Sirirat Nualraksa blinked back tears as the ambulances delivered gurneys bearing cloth-shrouded bodies to the morgue of a public hospital after a vengeful Thai soldier killed 29 people and wounded dozens of others in a shopping mall rampage.
Sirirat lost her sister, brother-in-law and young nephew in the attack. She was among dozens of victims’ relatives sitting in plastic chairs and on concrete benches outside the morgue Sunday, waiting to fill out paperwork to lay claim to their loved ones and receive compensation from the Thai government’s criminal victims’ fund.
On Facebook, she had talked with her sister, 33-year-old Papatchaya Nualraksa, as she hid with her husband and their 2-year-old in a supermarket storage room. Sirirat advised her sister to nurse her son so he wouldn’t make noise and risk revealing the family to the gunman, whose rounds of automatic fire echoed around the seven-story mall.

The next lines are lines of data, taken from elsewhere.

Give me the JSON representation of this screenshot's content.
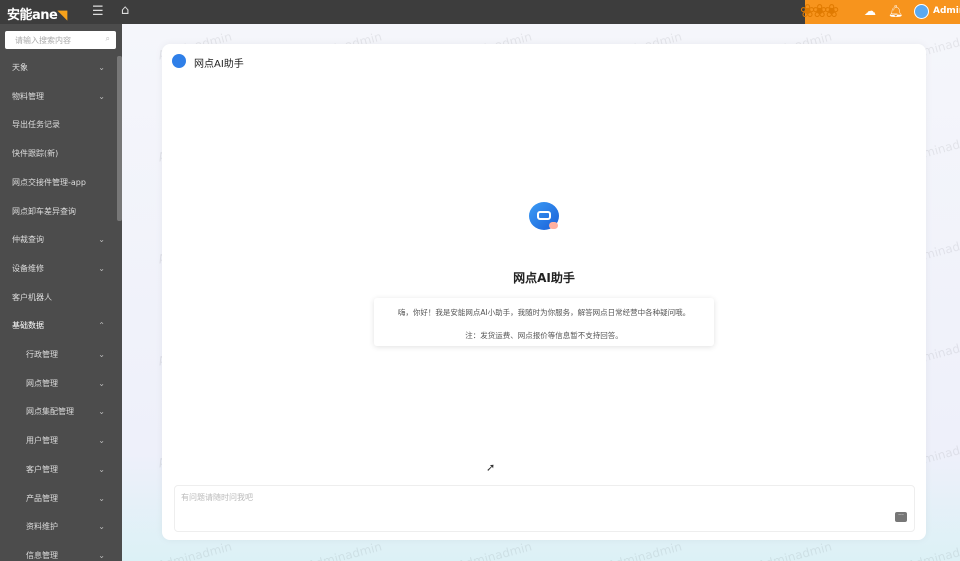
{
  "topbar": {
    "logo": "安能ane",
    "user": "Admin"
  },
  "sidebar": {
    "search_placeholder": "请输入搜索内容",
    "items": [
      {
        "label": "天象",
        "chevron": "down"
      },
      {
        "label": "物料管理",
        "chevron": "down"
      },
      {
        "label": "导出任务记录"
      },
      {
        "label": "快件跟踪(新)"
      },
      {
        "label": "网点交接件管理-app"
      },
      {
        "label": "网点卸车差异查询"
      },
      {
        "label": "仲裁查询",
        "chevron": "down"
      },
      {
        "label": "设备维修",
        "chevron": "down"
      },
      {
        "label": "客户机器人"
      },
      {
        "label": "基础数据",
        "chevron": "up"
      }
    ],
    "children": [
      {
        "label": "行政管理"
      },
      {
        "label": "网点管理"
      },
      {
        "label": "网点集配管理"
      },
      {
        "label": "用户管理"
      },
      {
        "label": "客户管理"
      },
      {
        "label": "产品管理"
      },
      {
        "label": "资料维护"
      },
      {
        "label": "信息管理"
      }
    ]
  },
  "main": {
    "header_title": "网点AI助手",
    "bot_title": "网点AI助手",
    "welcome_line1": "嗨，你好！我是安能网点AI小助手，我随时为你服务，解答网点日常经营中各种疑问哦。",
    "welcome_line2": "注：发货运费、网点报价等信息暂不支持回答。",
    "input_placeholder": "有问题请随时问我吧"
  },
  "watermark": "Adminadmin"
}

In a Facebook call, Papatchaya told her sister that she was scared.
“Gunshots could be heard endlessly and loudly. But there was no sign” of a rescue, Sirirat said. Still, “both of us thought that she would be able to get out.”
They exchanged several Facebook messages before Papatchaya went quiet.
About 13 hours later, the standoff ended when Thai special forces fatally shot the gunman, whom authorities identified as Sgt. Maj. Jakrapanth Thomma.
Sirirat, 43, later received photos from a friend, an officer who responded to the mall, of the body of her sister, arms wrapped around her 2-year-old, and the boy’s father nearby.
At the hospital, a team from the government mental health department handed out cake and tissues, screening people for abnormal expressions of grief, according to Wimonwan Panyawong, a clinical psychologist who traveled from Bangkok northeast to Nakhon Ratchasima, a city of 150,000 people about 250 kilometers (150 miles) away.
The hospital’s lone forensic pathologist was joined by two others from out of town, but officials said it could be days before autopsies were complete and the bodies could be handed to families.
Kanokphon Watchawan, 28, came from Bangkok to retrieve the body of her brother, Wanchai, who was killed while working at a store on the mall’s second story. Kanokphon said hospital authorities told her to come back for him on Tuesday.
Officials said the assailant was angry over a financial dispute, first killing his commanding officer and the officer’s mother-in-law and then seizing several assault weapons and ammunition from his army camp. He opened fire and wounded at least three soldiers before stealing an army vehicle to flee, shooting as he drove to the mall where shoppers ran in terror.
A funeral was held Sunday for a 13-year-old middle school student who was riding his motorbike when Jakrapanth fatally shot him en route to the mall.
Gun violence is not unheard of in Thailand, and the shooting in Nakhon Ratchasima comes just a month after another high-profile mall shooting in the central Thai city of Lopburi. In that case, a masked gunman carrying a handgun with a silencer killed three people, including a 2-year-old boy, and wounded four others as he robbed a jewelry store.
By Sunday evening, survivors were streaming back to the site of the rampage, Terminal 21 Korat, a gleaming airport-themed shopping mall, to retrieve vehicles abandoned during the police evacuation. The ground floor was spotless, with lights on, shops left open and a Haagen-Dazs ice cream kiosk freezer humming.
Palawan Ployudee, 50, whose gift shop on the mall’s third floor sells her hand-painted clothes, bags and other decor, first hid other shop owners and customers in the back of her store. When they realized they were exposed, they ran to a security guard office and later fled to safety down an internal fire escape.
“The security guard instructed us to take off our shoes so we won’t make any noise and notify the culprit,” she said.
Elsewhere in the city, under a full moon, about 1,000 people gathered around the city’s most important monument, a statue of Thao Suranari, who is credited with saving her people from an invading Lao king in the early 19th century.
People chanted prayers along with a slate of Buddhist priests leading funeral rites, holding candles in one hand and with the other, pointing to the sky, a gesture Buddhists believe directs souls to heaven.